Nevertheless, it remains unclear why Bill Clinton’s bimbo comptroller would want to return to the White House after leaving “dead broke” the last time. It is said that time heals, and it has been about 15 years since she had the opportunity to throw an official White House lamp at her husband, the Fred Astaire of intern balls. Could it be the passing of time has finally lifted the stain of numerous bimbo eruptions from the consciousness of the Clintons and their loyal followers?
Registered voters may not be feeling “the Bern” much longer, but the fervor of enthusiasm observed at most Clinton campaign stops is about as palpable as the excitement oozed by a slew of cabinet officers led by Secretary of State Madeleine Albright in 1998 while they stood in the rain outside the White House vouching for Bill Clinton’s honesty. Still, neither Clinton is ready to sacrifice their lust for megabucks paid to them by America’s wealthiest banks and corporations for giving patronizing speeches. Perhaps that explains the dwindling enthusiasm of Democratic Party voters.

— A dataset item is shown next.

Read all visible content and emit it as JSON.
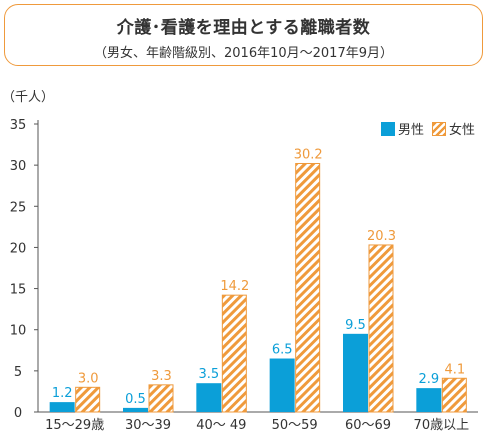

It’s abundantly clear that in primary after primary, thus far, Democratic voters just aren’t showing up. Politically speaking, Clinton hit Sanders so hard in South Carolina that he’s fallen and he can’t get up, but the news is bad for Clinton, the Bern and the Democratic Party. Only 367,491 people cast a ballot for either Clinton or Sanders on Saturday which represents a 16 percent decline from the 436,219 people who voted for Clinton and Obama in 2008. So what? What does that prove – what difference does it make now, some eye-rolling Democrats may ponder. Here’s the answer: Factor in the 93,522 people who voted for John Edwards that year, and Clinton’s problem stands out like a campaign intern wearing a beret and a short skirt talking to Bill Clinton at one of Hillary’s relatively rare public appearances. This year, Democrats are only attracting about two-thirds of the primary votes that they did eight years ago.
While political pundits can chop and dice statistics to taste like anything, Hillary Clinton’s problem is not Bernie Sanders, never was. Sure, she is the poster-granny of dishonesty and hypocrisy she at once personifies and resolutely denies. Then there is the national security scandal over her home-brew server. But her biggest problems are those voids in campaign bleachers, the no-shows frustrated by the detachment of her words from her actions. The FBI is nipping at Clinton’s heels as a separate lawsuit by Judicial Watch continues to expose her inattention to national security through the use of her private unsanctioned, unsecured home computer to send and transmit classified documents while Secretary of State. It is the perfect storm of Clinton’s unlikeability, aversion to telling the truth and general poor performance in office and as a candidate that will defeat her in 2016. However, more importantly, it is a withering rebuke of the DNC. It is a political and ideological defeat manifesting itself in exceptionally poor primary turnouts that will likely lead to Hillary Clinton’s and the Democratic Party’s losses in November.